韩国裸舞

On the hydrodynamic behaviour of interacting lattice gases far from equilibrium

Lattice gases are a particularly rich playground to study the large scale emergent behaviour of microscopic models. A few things are known in general for models that are sufficiently close to equilibrium (i.e. with rates close to detailed balance, and where the dynamics is typically diffusive). In particular, the local density of particles behaves autonomously in the macroscopic limit, even at the level of large deviations, and the system can be described through a local Langevin equation involving only a few quantities called transport coefficients. Obtaining those coefficients in practice can be quite challenging, but we can usually be confident that they exist. I will be talking about a situation that is quite different at first sight: systems far from equilibrium, where the dynamics is propagative, and where very little is known in general. The question is then whether one can hope to be able to describe those models with a similar hydrodynamic structure, or if that description breaks down (if, for instance, long-range correlations become relevant).
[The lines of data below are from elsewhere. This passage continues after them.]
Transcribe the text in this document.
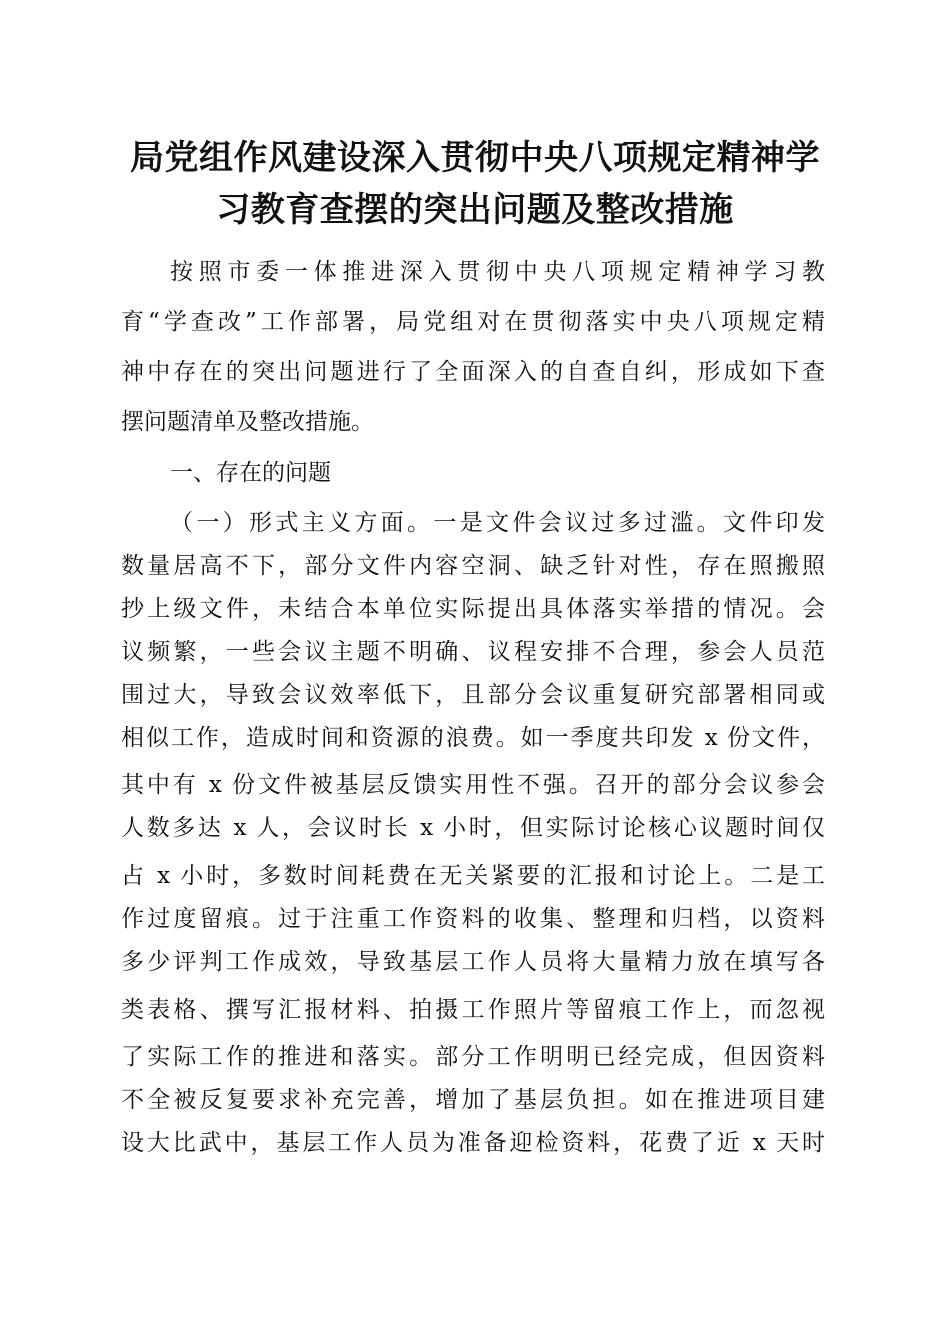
局党组作风建设深入贯彻中央八项规定精神学
习教育查摆的突出问题及整改措施
按照市委一体推进深入贯彻中央八项规定精神学习教
育“学查改”工作部署，局党组对在贯彻落实中央八项规定精
神中存在的突出问题进行了全面深入的自查自纠，形成如下查
摆问题清单及整改措施。
一、存在的问题
（一）形式主义方面。一是文件会议过多过滥。文件印发
数量居高不下，部分文件内容空洞、缺乏针对性，存在照搬照
抄上级文件，未结合本单位实际提出具体落实举措的情况。会
议频繁，一些会议主题不明确、议程安排不合理，参会人员范
围过大，导致会议效率低下，且部分会议重复研究部署相同或
相似工作，造成时间和资源的浪费。如一季度共印发 x 份文件，
其中有 x 份文件被基层反馈实用性不强。召开的部分会议参会
人数多达 x 人，会议时长 x 小时，但实际讨论核心议题时间仅
占 x 小时，多数时间耗费在无关紧要的汇报和讨论上。二是工
作过度留痕。过于注重工作资料的收集、整理和归档，以资料
多少评判工作成效，导致基层工作人员将大量精力放在填写各
类表格、撰写汇报材料、拍摄工作照片等留痕工作上，而忽视
了实际工作的推进和落实。部分工作明明已经完成，但因资料
不全被反复要求补充完善，增加了基层负担。如在推进项目建
设大比武中，基层工作人员为准备迎检资料，花费了近 x 天时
I will examine a class of 1D models based on the Asymmetric Simple Exclusion Process (ASEP), a well-known and well-studied toy model with hard-core repulsion, which happens to be exactly solvable through quantum integrability techniques. Those models, where I add interactions and space-dependent rates (thus making them non-integrable), all exhibit a dynamical phase transition between a hydrodynamic regime similar to the equilibrium case and a highly correlated regime where locality is broken. The methods involved are quite general and likely to be applicable to many more families of models.